然后老余靠这个养了三个好儿子,现在小孙子都上大学了。
但讲道理,不说配方和手法,在设备上,正规的酿酒厂与自酿作坊的差距,有着天壤之别。
舅舅夏成才也没捞到最后一杯,鄙夷的看着孟时面前的“特种兵”椰子汁,说:“不能喝,就陪小桥和温桐玩去,走走走。”
舅妈不在,他可是飘了。
夏成才在村里配合语保组工作也是憋坏了。
语保组的工作并不轻松,相比生活起居和饮食差异带来的困扰,简陋的摄录条件更是巨大挑战。
为了采录高品质的音像材料,摄录的背景噪音不能太大。
电脑声音、窗外车声、脚步声等,都会影响音频质量,如果不巧受到影响,只好重录。
夏成才的工作便是保证录音环境,开始摄录前,做些追猫撵狗,驱赶家禽的工作。
这和他预想的有很大差距。
而且平时语保组几个工作人员,都挺严肃。
有本事的老人大多比较保守。
他们在别的地方工作,要与发音人交朋友,别人信任了,才会把一些不想说的东西在摄像机前面说出来。

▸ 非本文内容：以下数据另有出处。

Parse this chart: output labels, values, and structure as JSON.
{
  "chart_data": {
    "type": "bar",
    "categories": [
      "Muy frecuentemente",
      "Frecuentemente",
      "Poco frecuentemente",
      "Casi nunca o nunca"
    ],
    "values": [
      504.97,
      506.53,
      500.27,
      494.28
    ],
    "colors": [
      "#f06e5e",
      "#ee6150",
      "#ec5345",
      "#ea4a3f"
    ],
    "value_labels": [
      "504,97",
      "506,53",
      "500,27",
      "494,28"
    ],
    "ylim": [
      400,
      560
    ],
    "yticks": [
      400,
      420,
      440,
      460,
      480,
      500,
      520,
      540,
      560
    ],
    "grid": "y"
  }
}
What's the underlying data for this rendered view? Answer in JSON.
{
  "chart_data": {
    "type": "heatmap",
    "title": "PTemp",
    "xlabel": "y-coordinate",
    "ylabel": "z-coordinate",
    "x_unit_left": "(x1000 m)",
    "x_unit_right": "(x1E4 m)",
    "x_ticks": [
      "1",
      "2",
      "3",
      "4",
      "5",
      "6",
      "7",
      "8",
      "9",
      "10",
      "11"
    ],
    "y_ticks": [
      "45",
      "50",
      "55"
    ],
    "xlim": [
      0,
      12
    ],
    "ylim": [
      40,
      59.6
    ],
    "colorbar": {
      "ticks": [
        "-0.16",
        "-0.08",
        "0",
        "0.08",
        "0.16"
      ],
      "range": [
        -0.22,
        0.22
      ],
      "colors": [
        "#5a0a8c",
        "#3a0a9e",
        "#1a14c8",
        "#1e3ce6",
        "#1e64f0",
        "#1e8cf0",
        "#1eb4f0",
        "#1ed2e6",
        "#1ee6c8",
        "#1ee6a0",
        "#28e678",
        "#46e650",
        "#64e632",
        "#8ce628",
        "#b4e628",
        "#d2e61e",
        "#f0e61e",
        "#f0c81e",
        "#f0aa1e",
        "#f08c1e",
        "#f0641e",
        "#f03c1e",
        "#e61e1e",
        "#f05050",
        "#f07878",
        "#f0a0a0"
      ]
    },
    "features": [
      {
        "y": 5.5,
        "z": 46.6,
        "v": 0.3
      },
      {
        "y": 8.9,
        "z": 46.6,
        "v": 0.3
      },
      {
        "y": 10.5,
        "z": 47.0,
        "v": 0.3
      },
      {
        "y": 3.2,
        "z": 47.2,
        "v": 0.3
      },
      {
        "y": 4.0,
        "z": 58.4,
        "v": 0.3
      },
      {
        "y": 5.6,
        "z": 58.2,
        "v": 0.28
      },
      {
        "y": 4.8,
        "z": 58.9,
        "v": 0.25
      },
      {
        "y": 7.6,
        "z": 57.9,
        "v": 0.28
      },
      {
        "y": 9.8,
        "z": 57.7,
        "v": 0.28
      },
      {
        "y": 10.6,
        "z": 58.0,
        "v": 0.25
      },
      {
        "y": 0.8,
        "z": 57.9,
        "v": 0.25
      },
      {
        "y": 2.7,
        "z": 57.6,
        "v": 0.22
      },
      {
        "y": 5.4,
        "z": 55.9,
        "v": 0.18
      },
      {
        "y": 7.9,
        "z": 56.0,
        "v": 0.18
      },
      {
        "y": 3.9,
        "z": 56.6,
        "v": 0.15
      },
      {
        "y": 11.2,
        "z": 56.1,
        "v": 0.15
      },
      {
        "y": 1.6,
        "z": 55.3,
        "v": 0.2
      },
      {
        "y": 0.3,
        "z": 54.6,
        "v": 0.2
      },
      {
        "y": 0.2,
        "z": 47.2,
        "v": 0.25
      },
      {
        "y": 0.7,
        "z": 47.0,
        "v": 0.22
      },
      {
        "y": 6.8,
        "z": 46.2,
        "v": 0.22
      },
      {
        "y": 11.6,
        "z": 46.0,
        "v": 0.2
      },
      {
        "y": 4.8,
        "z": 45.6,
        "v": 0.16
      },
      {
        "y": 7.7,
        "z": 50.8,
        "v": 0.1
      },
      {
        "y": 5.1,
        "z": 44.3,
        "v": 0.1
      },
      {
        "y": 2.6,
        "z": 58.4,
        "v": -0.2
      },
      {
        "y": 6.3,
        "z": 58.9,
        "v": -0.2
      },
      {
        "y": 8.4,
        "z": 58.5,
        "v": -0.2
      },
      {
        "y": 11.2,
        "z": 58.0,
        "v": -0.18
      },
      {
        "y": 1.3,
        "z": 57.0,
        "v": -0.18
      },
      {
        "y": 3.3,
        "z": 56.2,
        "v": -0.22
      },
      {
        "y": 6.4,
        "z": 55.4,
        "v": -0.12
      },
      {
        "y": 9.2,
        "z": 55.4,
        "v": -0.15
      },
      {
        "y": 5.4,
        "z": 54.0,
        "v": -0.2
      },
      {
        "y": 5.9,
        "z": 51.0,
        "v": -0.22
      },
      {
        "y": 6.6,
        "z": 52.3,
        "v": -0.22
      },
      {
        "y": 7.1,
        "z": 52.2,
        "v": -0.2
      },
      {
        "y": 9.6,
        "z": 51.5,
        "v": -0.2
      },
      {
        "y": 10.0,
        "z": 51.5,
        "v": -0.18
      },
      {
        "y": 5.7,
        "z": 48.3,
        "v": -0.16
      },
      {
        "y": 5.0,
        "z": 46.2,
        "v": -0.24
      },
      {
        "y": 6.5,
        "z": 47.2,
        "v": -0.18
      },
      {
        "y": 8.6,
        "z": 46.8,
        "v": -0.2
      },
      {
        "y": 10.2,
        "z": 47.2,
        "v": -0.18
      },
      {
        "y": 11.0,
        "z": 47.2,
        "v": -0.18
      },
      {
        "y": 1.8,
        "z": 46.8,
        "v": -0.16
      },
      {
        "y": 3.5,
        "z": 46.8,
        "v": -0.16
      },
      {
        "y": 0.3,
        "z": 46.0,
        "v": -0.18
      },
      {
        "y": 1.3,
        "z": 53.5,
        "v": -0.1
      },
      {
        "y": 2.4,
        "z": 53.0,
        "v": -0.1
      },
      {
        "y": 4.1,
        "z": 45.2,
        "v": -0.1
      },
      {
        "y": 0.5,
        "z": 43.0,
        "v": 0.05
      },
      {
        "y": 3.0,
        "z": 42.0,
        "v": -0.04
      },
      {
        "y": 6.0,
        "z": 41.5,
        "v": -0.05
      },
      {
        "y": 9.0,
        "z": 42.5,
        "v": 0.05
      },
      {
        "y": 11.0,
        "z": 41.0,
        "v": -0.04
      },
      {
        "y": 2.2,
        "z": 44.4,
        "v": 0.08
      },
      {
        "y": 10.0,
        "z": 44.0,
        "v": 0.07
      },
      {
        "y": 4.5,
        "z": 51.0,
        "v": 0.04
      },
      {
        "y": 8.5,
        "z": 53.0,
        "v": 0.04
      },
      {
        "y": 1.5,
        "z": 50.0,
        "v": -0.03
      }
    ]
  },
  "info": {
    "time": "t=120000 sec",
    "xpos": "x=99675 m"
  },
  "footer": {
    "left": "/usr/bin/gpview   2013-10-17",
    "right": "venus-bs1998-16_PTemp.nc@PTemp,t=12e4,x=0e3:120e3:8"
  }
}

比如打猎的隐语、法事、祈福的咒语,都只告诉徒弟、朋友。
更有的直接带进棺材里,语保组也没办法。
像孟良载这样条理清晰,又乐意配合的老人真的很宝贵。
所以语保组的工作人员,平时也多是劝喜欢饭后喝两口的老爷子少喝酒,不喝酒。
以至于夏成才都跟着断酒了。
今天这俩也是瞅准了孟时回来,找借口带着李勤他们喝一顿。
李勤看着给老爷子碗里倒一点点酒的孟时,叹道,“16年的时候,我在中越边境做普标语的课题,当时会讲普标语的已经仅存十个人了,其中一位讲得最好的73岁女发音人‘贡友联’突然过世,项目至今没能完成摄录。”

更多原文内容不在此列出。